Meet the rarest rotary-engined Mazda ever: a minibus

By topgear, 24 June 2021

If you’ve read our beginner’s guide to Mazda (and if you haven’t, we highly recommend that you do) you’ll know that the rotary engine takes up quite a few chapters of the Mazda story. It was developed in the 1960s as the company sought an edge over its Japanese rivals, based on an idea that German engineer Felix Wankel had patented several decades earlier.

Using a central spinning part in the combustion cycle meant the rotary engine was lighter and more powerful than what piston engines could typically achieve at the time, and this made it ideal for sports cars.

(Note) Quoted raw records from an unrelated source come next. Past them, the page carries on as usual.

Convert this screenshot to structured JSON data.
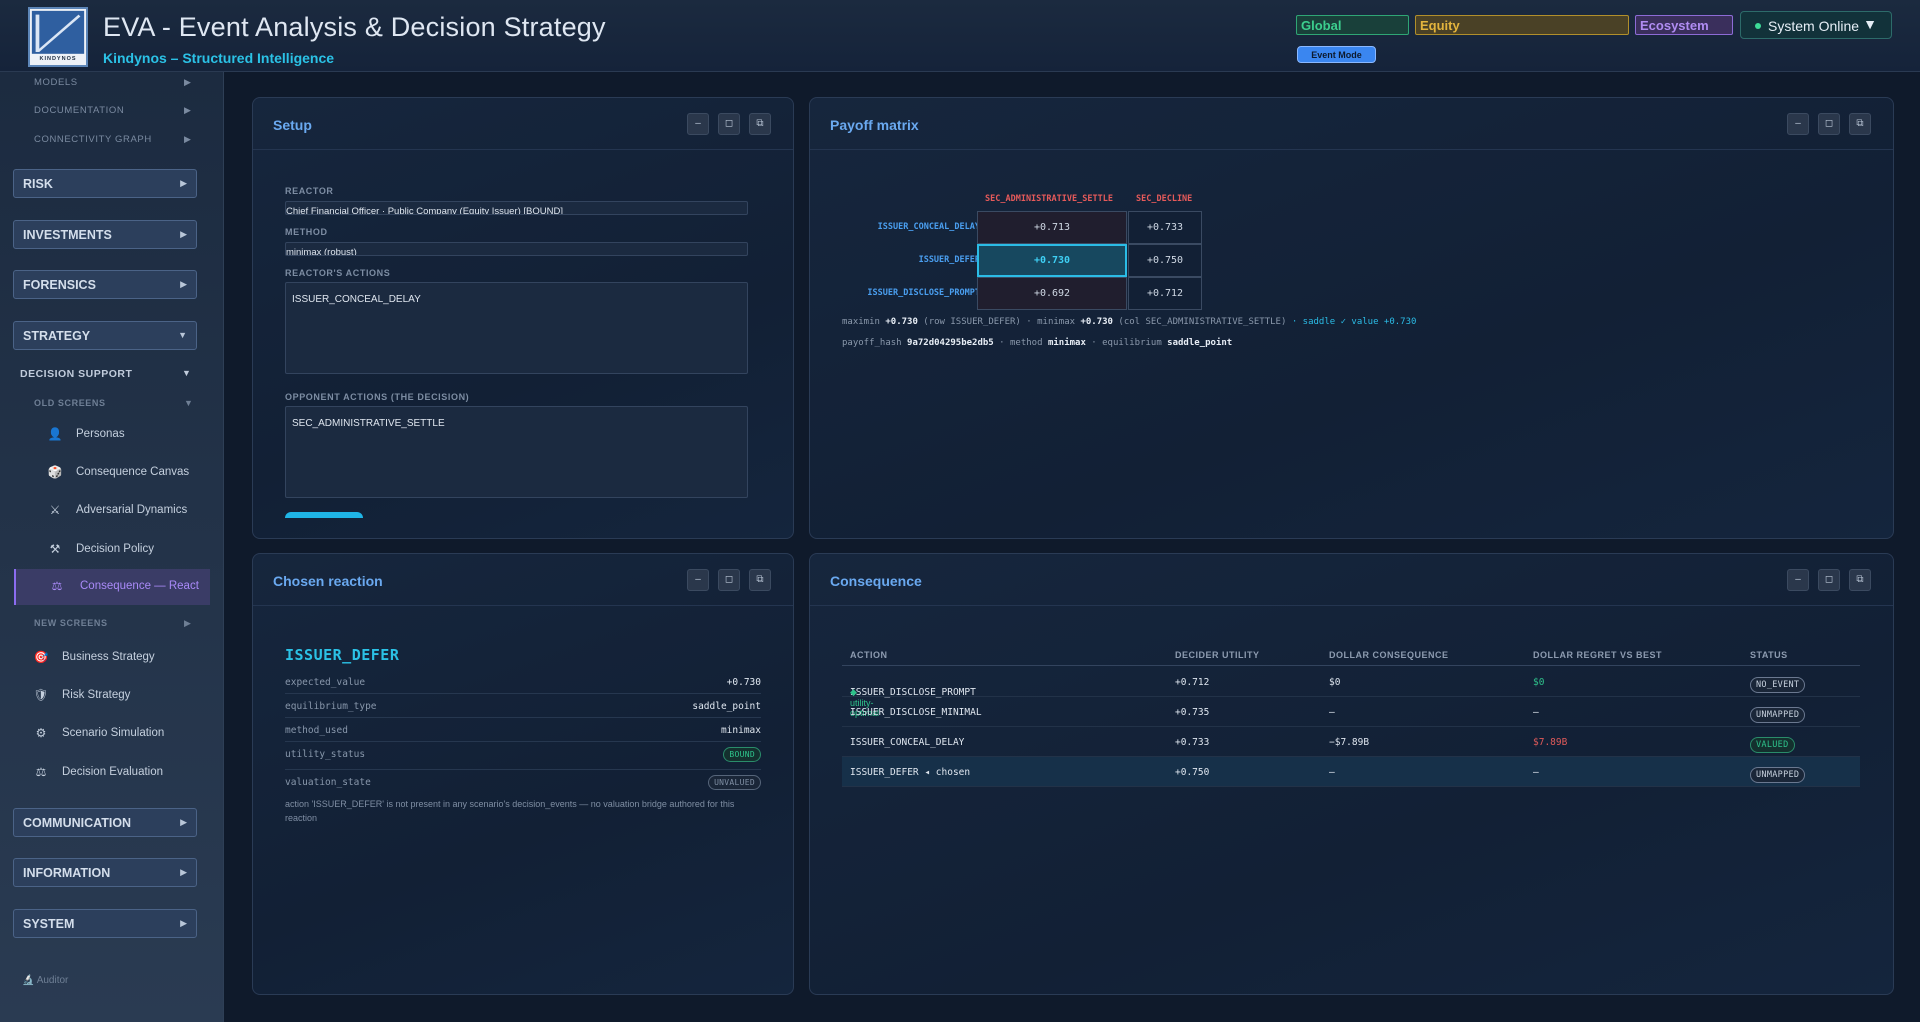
{
  "header": {
    "title": "EVA - Event Analysis & Decision Strategy",
    "subtitle": "Kindynos – Structured Intelligence",
    "logo_text": "KINDYNOS",
    "scopes": {
      "global": "Global",
      "equity": "Equity",
      "ecosystem": "Ecosystem"
    },
    "status": "System Online",
    "event_mode": "Event Mode"
  },
  "sidebar": {
    "top_items": [
      "MODELS",
      "DOCUMENTATION",
      "CONNECTIVITY GRAPH"
    ],
    "groups": {
      "risk": "RISK",
      "investments": "INVESTMENTS",
      "forensics": "FORENSICS",
      "strategy": "STRATEGY",
      "communication": "COMMUNICATION",
      "information": "INFORMATION",
      "system": "SYSTEM"
    },
    "decision_support": "DECISION SUPPORT",
    "old_screens": "OLD SCREENS",
    "new_screens": "NEW SCREENS",
    "old_items": [
      "Personas",
      "Consequence Canvas",
      "Adversarial Dynamics",
      "Decision Policy",
      "Consequence — React"
    ],
    "new_items": [
      "Business Strategy",
      "Risk Strategy",
      "Scenario Simulation",
      "Decision Evaluation"
    ],
    "auditor": "Auditor"
  },
  "setup": {
    "title": "Setup",
    "reactor_label": "REACTOR",
    "reactor_value": "Chief Financial Officer · Public Company (Equity Issuer) [BOUND]",
    "method_label": "METHOD",
    "method_value": "minimax (robust)",
    "actions_label": "REACTOR'S ACTIONS",
    "actions_value": "ISSUER_CONCEAL_DELAY",
    "opponent_label": "OPPONENT ACTIONS (THE DECISION)",
    "opponent_value": "SEC_ADMINISTRATIVE_SETTLE"
  },
  "payoff": {
    "title": "Payoff matrix",
    "cols": [
      "SEC_ADMINISTRATIVE_SETTLE",
      "SEC_DECLINE"
    ],
    "rows": [
      "ISSUER_CONCEAL_DELAY",
      "ISSUER_DEFER",
      "ISSUER_DISCLOSE_PROMPT"
    ],
    "cells": [
      [
        "+0.713",
        "+0.733"
      ],
      [
        "+0.730",
        "+0.750"
      ],
      [
        "+0.692",
        "+0.712"
      ]
    ],
    "summary": {
      "maximin_label": "maximin",
      "maximin_value": "+0.730",
      "maximin_note": "(row ISSUER_DEFER)",
      "minimax_label": "· minimax",
      "minimax_value": "+0.730",
      "minimax_note": "(col SEC_ADMINISTRATIVE_SETTLE)",
      "saddle": "· saddle ✓ value +0.730"
    },
    "hash_line": {
      "hash_label": "payoff_hash",
      "hash_value": "9a72d04295be2db5",
      "method_label": "· method",
      "method_value": "minimax",
      "eq_label": "· equilibrium",
      "eq_value": "saddle_point"
    }
  },
  "chosen": {
    "title": "Chosen reaction",
    "action": "ISSUER_DEFER",
    "rows": [
      {
        "k": "expected_value",
        "v": "+0.730"
      },
      {
        "k": "equilibrium_type",
        "v": "saddle_point"
      },
      {
        "k": "method_used",
        "v": "minimax"
      }
    ],
    "utility_status_label": "utility_status",
    "utility_status": "BOUND",
    "valuation_state_label": "valuation_state",
    "valuation_state": "UNVALUED",
    "note": "action 'ISSUER_DEFER' is not present in any scenario's decision_events — no valuation bridge authored for this reaction"
  },
  "consequence": {
    "title": "Consequence",
    "headers": [
      "ACTION",
      "DECIDER UTILITY",
      "DOLLAR CONSEQUENCE",
      "DOLLAR REGRET VS BEST",
      "STATUS"
    ],
    "rows": [
      {
        "action": "ISSUER_DISCLOSE_PROMPT",
        "tag": "◆ utility-optimal",
        "utility": "+0.712",
        "dollar": "$0",
        "regret": "$0",
        "status": "NO_EVENT"
      },
      {
        "action": "ISSUER_DISCLOSE_MINIMAL",
        "tag": "",
        "utility": "+0.735",
        "dollar": "—",
        "regret": "—",
        "status": "UNMAPPED"
      },
      {
        "action": "ISSUER_CONCEAL_DELAY",
        "tag": "",
        "utility": "+0.733",
        "dollar": "−$7.89B",
        "regret": "$7.89B",
        "status": "VALUED"
      },
      {
        "action": "ISSUER_DEFER ◂ chosen",
        "tag": "",
        "utility": "+0.750",
        "dollar": "—",
        "regret": "—",
        "status": "UNMAPPED"
      }
    ]
  }
}
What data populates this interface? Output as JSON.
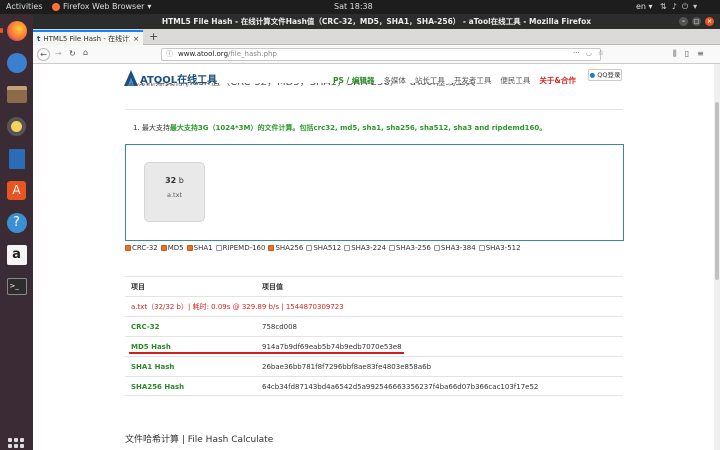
{
  "topbar": {
    "activities": "Activities",
    "app": "Firefox Web Browser",
    "clock": "Sat 18:38",
    "lang": "en"
  },
  "window": {
    "title": "HTML5 File Hash - 在线计算文件Hash值（CRC-32，MD5，SHA1，SHA-256） - aTool在线工具 - Mozilla Firefox"
  },
  "tab": {
    "title": "HTML5 File Hash - 在线计算"
  },
  "urlbar": {
    "host": "www.atool.org",
    "path": "/file_hash.php"
  },
  "site": {
    "logo": "ATOOL在线工具",
    "logo_sub": "www.atool.org",
    "nav": [
      "PS / 编辑器",
      "多媒体",
      "站长工具",
      "开发者工具",
      "便民工具",
      "关于&合作"
    ],
    "qq_login": "QQ登录"
  },
  "page": {
    "title_partial": "在线计算文件Hash值（CRC-32，MD5，SHA1，SHA-256） - aTool在线工具",
    "note_prefix": "1. 最大支持",
    "note_green": "最大支持3G（1024*3M）的文件计算。包括crc32, md5, sha1, sha256, sha512, sha3 and ripdemd160。",
    "bottom_title": "文件哈希计算 | File Hash Calculate"
  },
  "file": {
    "size_num": "32",
    "size_unit": " b",
    "name": "a.txt"
  },
  "checkboxes": [
    {
      "label": "CRC-32",
      "checked": true
    },
    {
      "label": "MD5",
      "checked": true
    },
    {
      "label": "SHA1",
      "checked": true
    },
    {
      "label": "RIPEMD-160",
      "checked": false
    },
    {
      "label": "SHA256",
      "checked": true
    },
    {
      "label": "SHA512",
      "checked": false
    },
    {
      "label": "SHA3-224",
      "checked": false
    },
    {
      "label": "SHA3-256",
      "checked": false
    },
    {
      "label": "SHA3-384",
      "checked": false
    },
    {
      "label": "SHA3-512",
      "checked": false
    }
  ],
  "table": {
    "header": {
      "item": "项目",
      "value": "项目值"
    },
    "meta": "a.txt（32/32 b）| 耗时: 0.09s @ 329.89 b/s | 1544870309723",
    "rows": [
      {
        "algo": "CRC-32",
        "value": "758cd008"
      },
      {
        "algo": "MD5 Hash",
        "value": "914a7b9df69eab5b74b9edb7070e53e8"
      },
      {
        "algo": "SHA1 Hash",
        "value": "26bae36bb781f8f7296bbf8ae83fe4803e858a6b"
      },
      {
        "algo": "SHA256 Hash",
        "value": "64cb34fd87143bd4a6542d5a992546663356237f4ba66d07b366cac103f17e52"
      }
    ]
  },
  "colors": {
    "accent_orange": "#e95420",
    "green": "#2a8a2a",
    "red": "#d0261d",
    "dropbox_border": "#3a8a94"
  }
}
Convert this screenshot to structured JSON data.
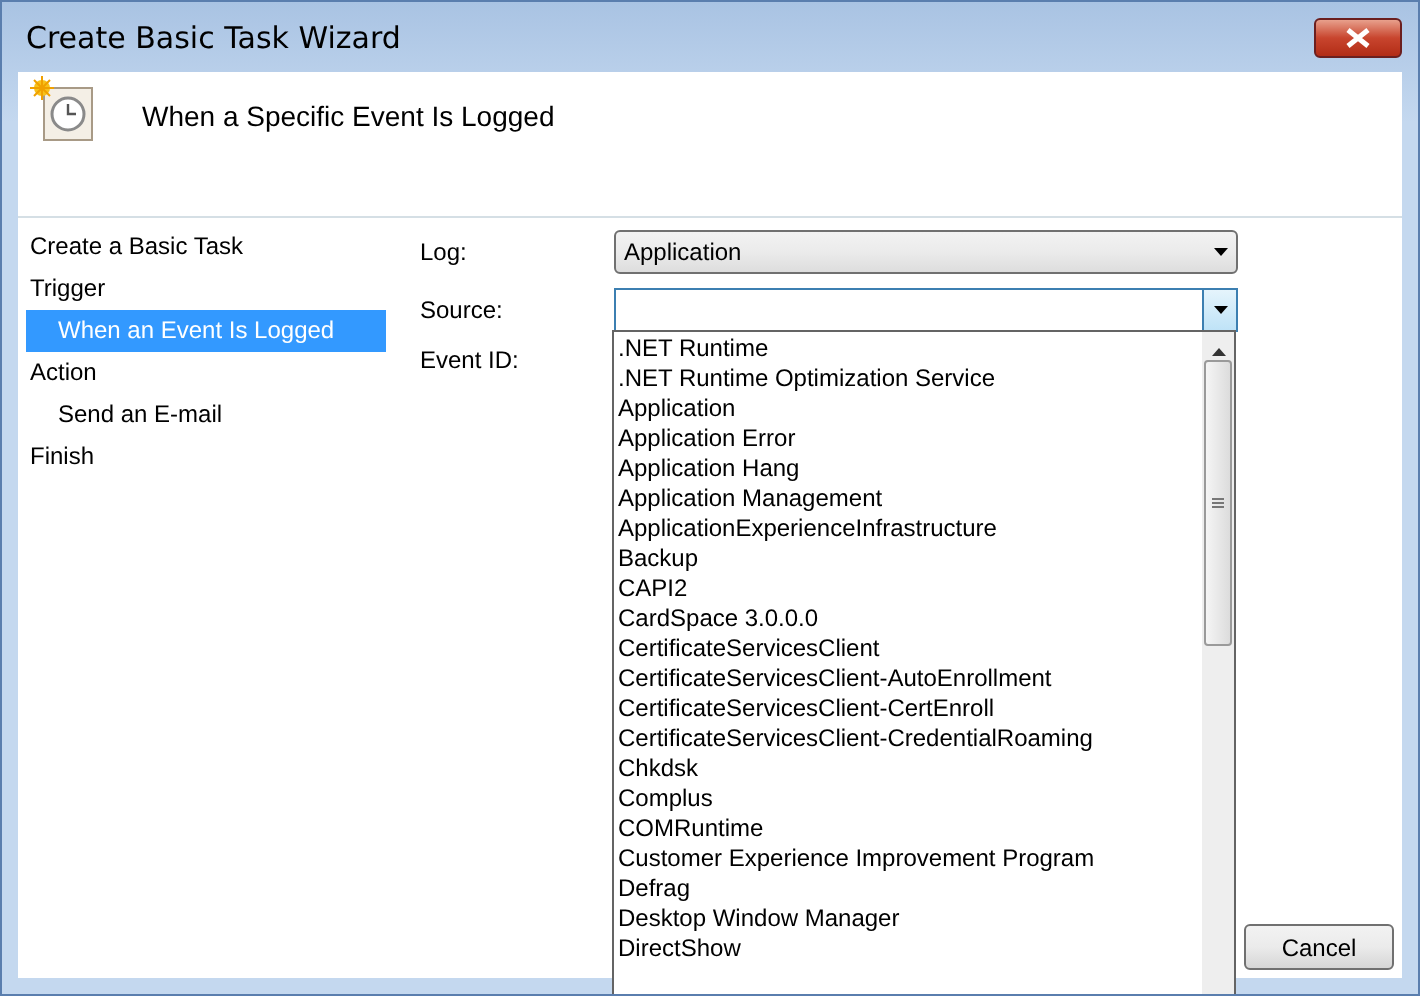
{
  "window": {
    "title": "Create Basic Task Wizard"
  },
  "header": {
    "title": "When a Specific Event Is Logged"
  },
  "steps": [
    {
      "label": "Create a Basic Task",
      "selected": false
    },
    {
      "label": "Trigger",
      "selected": false,
      "children": [
        {
          "label": "When an Event Is Logged",
          "selected": true
        }
      ]
    },
    {
      "label": "Action",
      "selected": false,
      "children": [
        {
          "label": "Send an E-mail",
          "selected": false
        }
      ]
    },
    {
      "label": "Finish",
      "selected": false
    }
  ],
  "form": {
    "log": {
      "label": "Log:",
      "value": "Application"
    },
    "source": {
      "label": "Source:",
      "expanded": true
    },
    "event_id": {
      "label": "Event ID:"
    }
  },
  "source_list": [
    ".NET Runtime",
    ".NET Runtime Optimization Service",
    "Application",
    "Application Error",
    "Application Hang",
    "Application Management",
    "ApplicationExperienceInfrastructure",
    "Backup",
    "CAPI2",
    "CardSpace 3.0.0.0",
    "CertificateServicesClient",
    "CertificateServicesClient-AutoEnrollment",
    "CertificateServicesClient-CertEnroll",
    "CertificateServicesClient-CredentialRoaming",
    "Chkdsk",
    "Complus",
    "COMRuntime",
    "Customer Experience Improvement Program",
    "Defrag",
    "Desktop Window Manager",
    "DirectShow"
  ],
  "buttons": [
    {
      "label": "Cancel"
    }
  ]
}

The drawbacks - like a lack of power lower in the rev range, and fuel economy that would make even a Land Rover Discovery look smug - didn’t matter so much, and so the engine made its debut in the Cosmo Sport in 1967. Producing 110bhp at 7,000rpm and completing a quarter-mile sprint in 16.4sec, the Cosmo topped out at 185kph, thus proving that rotary power was viable, competitive and desirable. Win, win, win.

And that remained the case until the RX-8 was discontinued in 2012, some 45 years later. Not a bad innings at all. We might even see it return one day.

But what’s bizzare looking back is that in the 1970s, Mazda wondered if the rotary engine would work in something bigger than a sports car. Quite a lot bigger, actually. A minibus, to be precise.

Mazda had started making minibuses in the 1960s, revealing the 25-seat Mazda Light Bus at the Tokyo Motor Show in 1964. It was aimed at small businesses and schools, earning a reputation for comfort, among other qualities. It was a versatile thing too: the ‘freestyle’ rear doors meant it could be used as an ambulance in its early days.

mazda minibus
mazda minibus

But by the 1970s it was in need of a refresh, and it was eventually replaced by the Parkway 26 (that being the number of passengers it could carry) in 1972. Continuing the theme of comfort and safety, it featured fancy tech such as radio (well, it was fancy at the time), and powerful heating to keep occupants warm in the harshest of winters. Back then, this was the Mercedes S-Class of the minibus world. Oh yes.

So why give it a rotary engine? By 1974, the problem of pollution was becoming ever more talked about around the globe, and Mazda decided to fit the Parkway 26 with the 13B rotary unit from the RX-3 sports car. After all, it sailed through Japan’s emissions tests and was still a high-performing, smooth power plant. What could possibly go wrong?

Well, the numbers just didn’t stack up. Already weighing almost three tonnes, the minibus needed a pair of 70-litre fuel tanks to make up for the engine’s woeful efficiency, and a whole, separate 1,000cc reciprocating engine was needed to run the air con when customers dared choose it as an option.

All in this added some 400kg to the kerb weight and made the running costs even worse. As such the rotary-engined Parkway flopped and in three years Mazda sold a grand total of… 44. Not forty four thousand or forty four hundred. Forty four.

By 1977 Mazda had realised its mistake and the rotary engine quietly made way for a more conventional diesel. The next-generation Parkway appeared five years later, and the minibus never again returned to rotary power before it was discontinued in 1995.

Despite being unpopular the rotary-engined Parkway wasn’t bad to drive at all, and today it’s surely the rarest of rare, rotary vehicles. Mazda says a surviving example is going on display at the Mazda Classic Museum in Augsburg, Germany, so if you’re in the area be sure to pop in and marvel at the Japanese firm’s premier ‘What were they thinking?’ moment.